Decoding the Y chromosome
For decades, the Y chromosome has been difficult for scientists to study. When the human genome was first published in 1990, it didn’t even include the Y chromosome, which received its first complete sequence in 2023.
“The Y chromosome has many sections that repeat, and even some that are palindromes — the same forwards and backwards. It makes it challenging to understand which genes are encoded there,” Cothran explained. “Getting a basic Y chromosome sequence of any mammalian species is quite hard.”
As technology has improved, computers have made it easier to process these sections of DNA, which has dramatically changed Y chromosome research.
“We were able to screen a worldwide collection of horse DNA samples and study where modern stallions trace their roots to,” Cothran said. “Horse breeding has been linked to human history for nearly 4,000 years, and for most of that history, humans have used stallion-mediated breeding. This study allowed us to see major breeding influences and how historical expansion routes contributed to the spread of horses.”
Studying paternal ancestry
Stallion-mediated breeding is the preferred method used in horses for several reasons, one being that it’s much easier to analyze a stallion’s fertility than a mare’s.
“Stallions can have hundreds of offspring over the course of their lives, while mares can only carry one or two foals at a time, making it difficult to judge the performance of her offspring quickly,” Cothran said.
Currently, pedigrees are how horse owners and breeders find out which stallions are in a horse’s ancestry, which gives information on the traits a horse may have inherited. However, pedigrees are recorded manually, and they may go back only a few generations.
“Our recent research enables us to go back much farther, to see what evolutionary lineages a horse has in its DNA,” Cothran said. “We can now see the bigger picture of an individual horse’s paternal ancestry.”
Maintaining genetic diversity
Studying the evolutionary history in a horse’s ancestry may soon become a vital part of equine breeding to protect the health and well-being of rare breeds; therefore, the researchers’ new findings about the Y chromosome will have lasting impacts on the equine industry.
“One of the main dangers within breeding programs for some horses is inbreeding, which happens when mating animals are too closely related; in horses, it can cause genetic defects like club foot and loss of fertility,” Cothran explained. “Thus, both breeders and equine conservationists are interested in using scientific research to promote genetic diversity.

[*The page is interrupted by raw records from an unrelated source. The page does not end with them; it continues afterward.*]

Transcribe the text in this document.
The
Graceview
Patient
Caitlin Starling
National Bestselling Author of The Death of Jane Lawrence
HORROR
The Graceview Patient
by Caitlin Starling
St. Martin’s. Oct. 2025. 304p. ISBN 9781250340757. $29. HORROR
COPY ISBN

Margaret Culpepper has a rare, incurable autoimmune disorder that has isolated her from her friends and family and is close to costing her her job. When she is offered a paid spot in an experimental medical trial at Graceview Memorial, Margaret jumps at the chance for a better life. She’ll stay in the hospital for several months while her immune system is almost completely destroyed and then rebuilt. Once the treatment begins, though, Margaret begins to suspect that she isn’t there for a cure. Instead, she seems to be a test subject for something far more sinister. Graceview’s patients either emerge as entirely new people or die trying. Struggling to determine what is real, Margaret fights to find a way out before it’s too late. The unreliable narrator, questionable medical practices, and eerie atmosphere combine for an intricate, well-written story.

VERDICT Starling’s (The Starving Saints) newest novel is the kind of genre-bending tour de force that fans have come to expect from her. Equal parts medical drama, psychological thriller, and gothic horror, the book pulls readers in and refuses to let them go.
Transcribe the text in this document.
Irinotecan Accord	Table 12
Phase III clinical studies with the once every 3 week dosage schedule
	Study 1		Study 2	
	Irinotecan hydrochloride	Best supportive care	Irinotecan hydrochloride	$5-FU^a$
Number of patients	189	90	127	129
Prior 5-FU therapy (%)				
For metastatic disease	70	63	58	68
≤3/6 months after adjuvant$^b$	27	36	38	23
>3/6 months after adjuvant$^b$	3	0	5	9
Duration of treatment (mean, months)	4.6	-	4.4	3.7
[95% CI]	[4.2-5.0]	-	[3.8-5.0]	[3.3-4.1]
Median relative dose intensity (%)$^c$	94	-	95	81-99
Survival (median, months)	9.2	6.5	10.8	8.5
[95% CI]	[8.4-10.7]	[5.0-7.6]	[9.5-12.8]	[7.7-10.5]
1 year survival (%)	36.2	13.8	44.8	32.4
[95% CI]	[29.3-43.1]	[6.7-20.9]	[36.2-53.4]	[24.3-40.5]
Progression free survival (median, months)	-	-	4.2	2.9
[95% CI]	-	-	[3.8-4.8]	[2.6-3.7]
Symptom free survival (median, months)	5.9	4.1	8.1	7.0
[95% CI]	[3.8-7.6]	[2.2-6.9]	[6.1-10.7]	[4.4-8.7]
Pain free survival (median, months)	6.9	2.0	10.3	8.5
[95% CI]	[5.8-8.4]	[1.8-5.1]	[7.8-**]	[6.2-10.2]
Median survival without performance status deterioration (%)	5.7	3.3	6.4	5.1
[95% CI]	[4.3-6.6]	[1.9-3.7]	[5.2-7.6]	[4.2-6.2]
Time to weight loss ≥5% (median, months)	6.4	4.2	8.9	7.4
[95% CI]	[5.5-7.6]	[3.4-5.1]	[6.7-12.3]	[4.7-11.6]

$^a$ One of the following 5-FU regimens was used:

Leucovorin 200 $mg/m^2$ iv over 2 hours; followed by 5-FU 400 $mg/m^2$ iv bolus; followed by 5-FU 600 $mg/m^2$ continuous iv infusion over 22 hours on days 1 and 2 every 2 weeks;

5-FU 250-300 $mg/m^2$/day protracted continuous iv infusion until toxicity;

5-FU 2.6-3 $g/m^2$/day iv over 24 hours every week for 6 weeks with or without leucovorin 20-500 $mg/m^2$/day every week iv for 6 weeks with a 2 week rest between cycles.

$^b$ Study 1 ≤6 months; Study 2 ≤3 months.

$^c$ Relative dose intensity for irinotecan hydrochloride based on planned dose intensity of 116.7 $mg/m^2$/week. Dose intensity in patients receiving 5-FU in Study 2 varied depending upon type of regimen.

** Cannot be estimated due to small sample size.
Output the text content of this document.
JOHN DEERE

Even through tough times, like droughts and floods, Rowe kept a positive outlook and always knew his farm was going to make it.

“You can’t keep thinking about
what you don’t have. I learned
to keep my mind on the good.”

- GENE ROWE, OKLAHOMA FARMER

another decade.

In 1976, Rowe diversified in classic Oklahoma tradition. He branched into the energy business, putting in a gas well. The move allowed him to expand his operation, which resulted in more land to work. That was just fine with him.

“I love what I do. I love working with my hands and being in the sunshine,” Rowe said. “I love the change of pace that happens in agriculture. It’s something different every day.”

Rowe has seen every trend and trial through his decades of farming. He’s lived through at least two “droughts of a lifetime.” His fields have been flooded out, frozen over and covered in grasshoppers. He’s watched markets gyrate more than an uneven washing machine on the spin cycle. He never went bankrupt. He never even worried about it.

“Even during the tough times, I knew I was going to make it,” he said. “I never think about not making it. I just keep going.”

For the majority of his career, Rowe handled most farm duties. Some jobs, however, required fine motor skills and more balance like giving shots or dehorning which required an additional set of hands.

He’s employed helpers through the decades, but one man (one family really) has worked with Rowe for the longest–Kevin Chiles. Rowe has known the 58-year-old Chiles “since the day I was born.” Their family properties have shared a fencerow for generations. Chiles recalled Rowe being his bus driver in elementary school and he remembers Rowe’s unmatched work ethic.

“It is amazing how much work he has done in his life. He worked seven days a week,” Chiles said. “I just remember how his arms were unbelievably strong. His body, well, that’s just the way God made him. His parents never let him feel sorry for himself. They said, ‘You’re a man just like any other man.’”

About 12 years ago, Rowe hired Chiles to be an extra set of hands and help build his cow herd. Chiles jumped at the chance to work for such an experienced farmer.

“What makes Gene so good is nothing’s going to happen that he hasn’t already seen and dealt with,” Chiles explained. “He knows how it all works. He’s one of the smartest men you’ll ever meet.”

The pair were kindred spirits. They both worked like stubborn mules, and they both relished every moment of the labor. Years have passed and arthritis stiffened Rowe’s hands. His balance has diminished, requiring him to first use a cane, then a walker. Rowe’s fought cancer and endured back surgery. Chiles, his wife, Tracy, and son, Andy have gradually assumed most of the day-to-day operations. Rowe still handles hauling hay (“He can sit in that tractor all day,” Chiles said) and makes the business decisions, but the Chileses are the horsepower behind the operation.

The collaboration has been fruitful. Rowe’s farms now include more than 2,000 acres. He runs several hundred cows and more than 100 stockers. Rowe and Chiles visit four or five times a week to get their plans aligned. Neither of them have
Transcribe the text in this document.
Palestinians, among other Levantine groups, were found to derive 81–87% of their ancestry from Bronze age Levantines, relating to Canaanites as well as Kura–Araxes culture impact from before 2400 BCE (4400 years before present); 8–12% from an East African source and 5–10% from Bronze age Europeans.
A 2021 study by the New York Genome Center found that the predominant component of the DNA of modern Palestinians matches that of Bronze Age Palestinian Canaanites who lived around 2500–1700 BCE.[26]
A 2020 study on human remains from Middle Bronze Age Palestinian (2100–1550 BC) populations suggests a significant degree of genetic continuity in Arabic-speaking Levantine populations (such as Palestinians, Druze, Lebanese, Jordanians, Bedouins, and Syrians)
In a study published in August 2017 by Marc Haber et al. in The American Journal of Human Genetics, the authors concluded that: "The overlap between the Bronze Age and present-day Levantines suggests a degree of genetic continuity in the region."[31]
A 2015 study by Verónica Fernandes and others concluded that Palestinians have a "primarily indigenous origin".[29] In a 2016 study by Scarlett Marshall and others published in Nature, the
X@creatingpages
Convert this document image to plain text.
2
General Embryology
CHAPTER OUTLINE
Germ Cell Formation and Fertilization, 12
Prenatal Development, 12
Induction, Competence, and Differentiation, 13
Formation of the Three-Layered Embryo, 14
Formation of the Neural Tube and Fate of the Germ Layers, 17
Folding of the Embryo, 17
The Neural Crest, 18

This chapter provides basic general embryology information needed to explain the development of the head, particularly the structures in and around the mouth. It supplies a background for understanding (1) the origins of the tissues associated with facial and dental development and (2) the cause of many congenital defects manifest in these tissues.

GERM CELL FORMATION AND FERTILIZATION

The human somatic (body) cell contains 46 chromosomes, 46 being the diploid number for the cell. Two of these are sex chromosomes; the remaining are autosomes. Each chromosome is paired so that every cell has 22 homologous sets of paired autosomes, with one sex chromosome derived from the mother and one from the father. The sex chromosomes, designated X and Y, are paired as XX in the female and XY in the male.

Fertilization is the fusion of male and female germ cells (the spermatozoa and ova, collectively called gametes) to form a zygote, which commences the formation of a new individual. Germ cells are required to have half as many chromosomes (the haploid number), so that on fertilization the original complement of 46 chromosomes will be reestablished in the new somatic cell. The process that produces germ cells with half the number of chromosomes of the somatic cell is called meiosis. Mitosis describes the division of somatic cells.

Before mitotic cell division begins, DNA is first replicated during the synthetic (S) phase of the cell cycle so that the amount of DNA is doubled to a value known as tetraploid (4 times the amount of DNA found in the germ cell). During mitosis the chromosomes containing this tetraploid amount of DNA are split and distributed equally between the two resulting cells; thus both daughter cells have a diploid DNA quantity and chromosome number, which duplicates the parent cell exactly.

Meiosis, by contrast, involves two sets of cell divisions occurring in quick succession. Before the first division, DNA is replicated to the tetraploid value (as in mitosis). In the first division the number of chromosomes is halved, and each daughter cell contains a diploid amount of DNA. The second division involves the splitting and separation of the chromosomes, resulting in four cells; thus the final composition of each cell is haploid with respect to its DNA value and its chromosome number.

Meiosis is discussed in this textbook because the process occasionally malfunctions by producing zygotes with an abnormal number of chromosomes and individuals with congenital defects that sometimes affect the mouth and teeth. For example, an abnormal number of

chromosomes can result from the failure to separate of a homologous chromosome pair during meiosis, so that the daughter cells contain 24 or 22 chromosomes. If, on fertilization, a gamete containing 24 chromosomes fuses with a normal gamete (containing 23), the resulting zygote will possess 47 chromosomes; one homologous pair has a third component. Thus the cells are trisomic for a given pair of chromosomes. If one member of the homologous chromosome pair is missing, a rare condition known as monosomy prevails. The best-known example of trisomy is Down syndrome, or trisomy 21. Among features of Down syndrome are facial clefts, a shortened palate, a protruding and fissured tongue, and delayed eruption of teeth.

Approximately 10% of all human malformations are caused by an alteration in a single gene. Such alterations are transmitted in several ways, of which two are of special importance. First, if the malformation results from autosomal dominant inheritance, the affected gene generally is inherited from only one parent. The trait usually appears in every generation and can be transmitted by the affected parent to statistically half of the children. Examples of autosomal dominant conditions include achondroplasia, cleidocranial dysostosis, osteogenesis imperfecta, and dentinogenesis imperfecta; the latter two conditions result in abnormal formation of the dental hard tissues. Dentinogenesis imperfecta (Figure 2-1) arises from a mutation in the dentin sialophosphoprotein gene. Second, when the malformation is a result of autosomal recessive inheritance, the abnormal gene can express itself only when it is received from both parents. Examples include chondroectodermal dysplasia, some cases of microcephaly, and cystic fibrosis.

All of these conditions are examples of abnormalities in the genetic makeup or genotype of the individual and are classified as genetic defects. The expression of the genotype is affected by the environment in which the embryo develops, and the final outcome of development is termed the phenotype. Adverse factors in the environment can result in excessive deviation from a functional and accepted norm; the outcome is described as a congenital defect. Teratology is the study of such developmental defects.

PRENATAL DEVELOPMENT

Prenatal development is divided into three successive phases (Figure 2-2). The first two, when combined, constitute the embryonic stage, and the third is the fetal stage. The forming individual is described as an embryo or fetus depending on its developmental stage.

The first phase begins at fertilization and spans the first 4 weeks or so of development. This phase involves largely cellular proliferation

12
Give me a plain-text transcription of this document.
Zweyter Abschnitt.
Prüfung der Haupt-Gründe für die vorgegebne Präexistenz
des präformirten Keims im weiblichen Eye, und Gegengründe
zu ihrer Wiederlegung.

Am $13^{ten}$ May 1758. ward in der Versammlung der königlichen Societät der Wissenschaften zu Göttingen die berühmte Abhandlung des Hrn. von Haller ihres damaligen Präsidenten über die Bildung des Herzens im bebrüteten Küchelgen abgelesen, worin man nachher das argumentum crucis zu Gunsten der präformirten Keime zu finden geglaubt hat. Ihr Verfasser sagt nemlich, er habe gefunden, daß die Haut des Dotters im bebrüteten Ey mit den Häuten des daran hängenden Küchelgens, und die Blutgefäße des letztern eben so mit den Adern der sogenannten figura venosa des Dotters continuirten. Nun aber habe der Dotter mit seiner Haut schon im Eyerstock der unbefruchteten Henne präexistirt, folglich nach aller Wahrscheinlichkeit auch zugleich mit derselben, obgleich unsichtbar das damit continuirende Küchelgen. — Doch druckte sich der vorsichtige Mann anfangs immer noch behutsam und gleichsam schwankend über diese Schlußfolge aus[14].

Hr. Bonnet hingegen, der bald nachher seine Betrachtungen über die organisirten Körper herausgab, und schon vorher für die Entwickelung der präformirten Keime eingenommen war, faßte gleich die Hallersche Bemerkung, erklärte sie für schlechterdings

“If you have a horse from a rare breed and there is more than one male lineage to choose from, you could, perhaps, select for the rarer of those lineages in breeding, which would help maintain diversity within that breed,” he said. “With the new analysis capabilities provided by our research, we may discover that there are reasons to avoid crossing certain male lineages to protect the health of offspring or the future of the breed.”